Monsoons have always been a period subjected to contamination and infection. In many cases, organisations learning from the previous experiences, gear up well in advance with appropriate trouble shooting and back up plans.
Before the rainy season starts, the prepping starts with the terraces and stormwater drains being cleaned thoroughly so that there are no leakages, seepages and blockages. The next step is to keep the environment dirt-free so that there are no molds and fungi when the rains start lashing out.
Says Pallavi Chaudhari, Assistant professor, Accommodation- Operations, D.Y. Patil School of Hospitality and Tourism Studies, Mumbai, “Being a hotel management institute, scheduled cleaning of the kitchens, front office and other areas, are done every day. Daily cleaning involves sweeping and mopping while deep cleaning and scrubbing are taken up on weekly or fortnightly basis. Moreover, the ventilation and temperatures being controlled in the kitchen and proper ducting system the indoor air quality is always good and monitored. Further, there is no accumulation of dirt at any given time. Hence when the monsoon season starts, our focus is totally on handling the challenges that come with it.”

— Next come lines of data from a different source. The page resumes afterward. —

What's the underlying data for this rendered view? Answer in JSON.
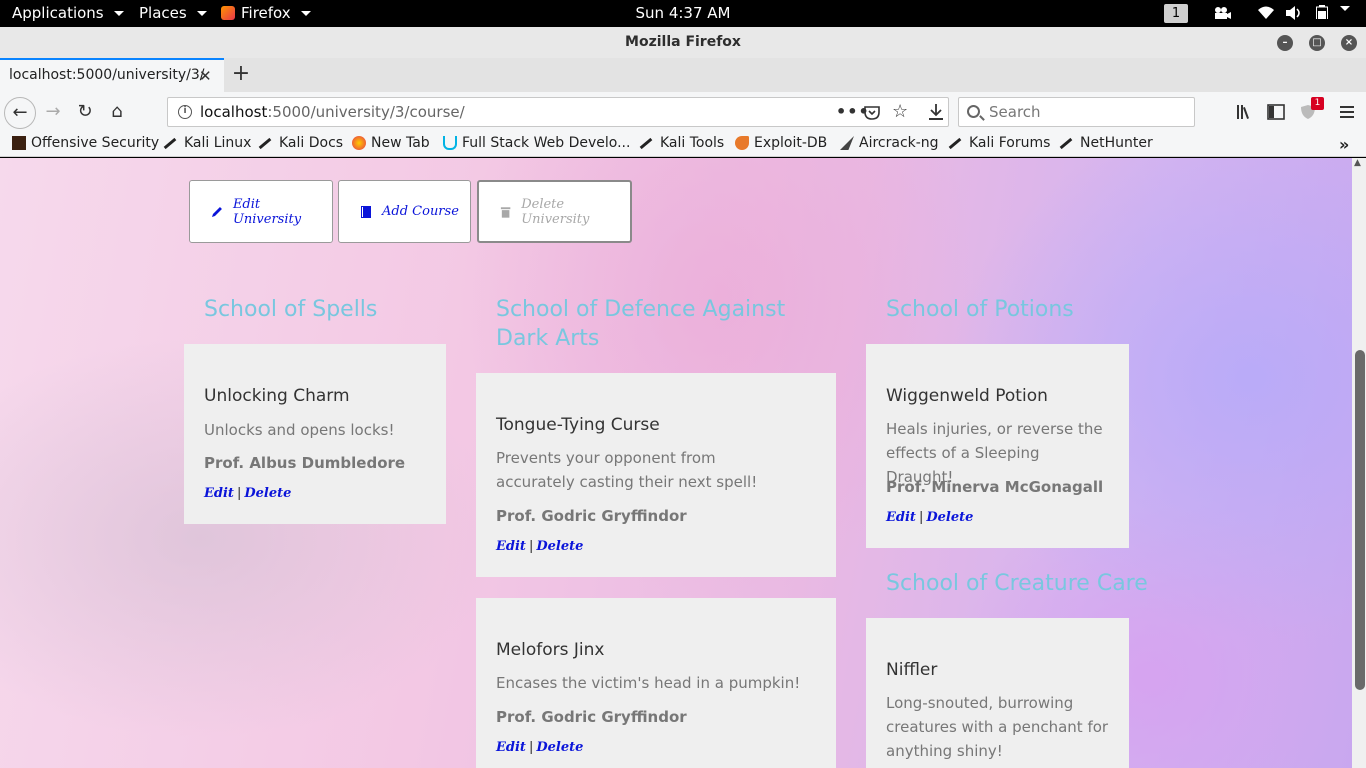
{
  "system_bar": {
    "applications": "Applications",
    "places": "Places",
    "firefox": "Firefox",
    "clock": "Sun  4:37 AM",
    "workspace": "1"
  },
  "window": {
    "title": "Mozilla Firefox"
  },
  "tab": {
    "label": "localhost:5000/university/3/"
  },
  "url": {
    "host": "localhost",
    "path": ":5000/university/3/course/"
  },
  "search": {
    "placeholder": "Search"
  },
  "notifications_badge": "1",
  "bookmarks": [
    "Offensive Security",
    "Kali Linux",
    "Kali Docs",
    "New Tab",
    "Full Stack Web Develo...",
    "Kali Tools",
    "Exploit-DB",
    "Aircrack-ng",
    "Kali Forums",
    "NetHunter"
  ],
  "actions": {
    "edit_university": "Edit University",
    "add_course": "Add Course",
    "delete_university": "Delete University"
  },
  "schools": [
    {
      "title": "School of Spells",
      "courses": [
        {
          "name": "Unlocking Charm",
          "description": "Unlocks and opens locks!",
          "professor": "Prof. Albus Dumbledore"
        }
      ]
    },
    {
      "title": "School of Defence Against Dark Arts",
      "courses": [
        {
          "name": "Tongue-Tying Curse",
          "description": "Prevents your opponent from accurately casting their next spell!",
          "professor": "Prof. Godric Gryffindor"
        },
        {
          "name": "Melofors Jinx",
          "description": "Encases the victim's head in a pumpkin!",
          "professor": "Prof. Godric Gryffindor"
        }
      ]
    },
    {
      "title": "School of Potions",
      "courses": [
        {
          "name": "Wiggenweld Potion",
          "description": "Heals injuries, or reverse the effects of a Sleeping Draught!",
          "professor": "Prof. Minerva McGonagall"
        }
      ]
    },
    {
      "title": "School of Creature Care",
      "courses": [
        {
          "name": "Niffler",
          "description": "Long-snouted, burrowing creatures with a penchant for anything shiny!"
        }
      ]
    }
  ],
  "links": {
    "edit": "Edit",
    "separator": "|",
    "delete": "Delete"
  },
  "colors": {
    "accent_link": "#0a14d9",
    "school_title": "#79c7df",
    "card_bg": "#efefef"
  }
}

When it comes to malls, there are processes in place to be followed as part of the pre-monsoon preparation. Sudhir Chalamcherry, DGM, Mall Operations, Metro Junction Mall, Kalyan, says, “The prepping starts with cleaning and servicing the storm waters drains. Testing the drain line chambers using jet pumps; cleaning and servicing the drain line chambers in the regular drainage and checking for blocks with pond testing are some of the activities. Besides, all the walls, terrace floors and ceilings are checked for water proofing.”
– Pallavi Chaudhari
How SWM helps
Meticulous waste management regimen helps any establishment to face the rains without much hiccups. An active segregation exercise, with the wet and the dry waste disposal goes a long way in keeping the place clutter free.
At D.Y. Patil, the wet waste is processed in the in-house compost pit and the manure is utilized for gardens. The dry waste goes to the central collection unit and gets picked up. Plastic usage in the campus is also limited and so during rainy season there are no clogging issues. D.Y. Patil engages the students in the Institute’s advocacy mission.
“As part of the curriculum the children are taught about waste management, personal hygiene and proper disposal In fact, our school children go out to other schools for conducting workshops on garbage segregation. Though they are not involved in cleaning the premises, they get a thorough information of it as part of the housekeeping practical sessions,” says Pallavi.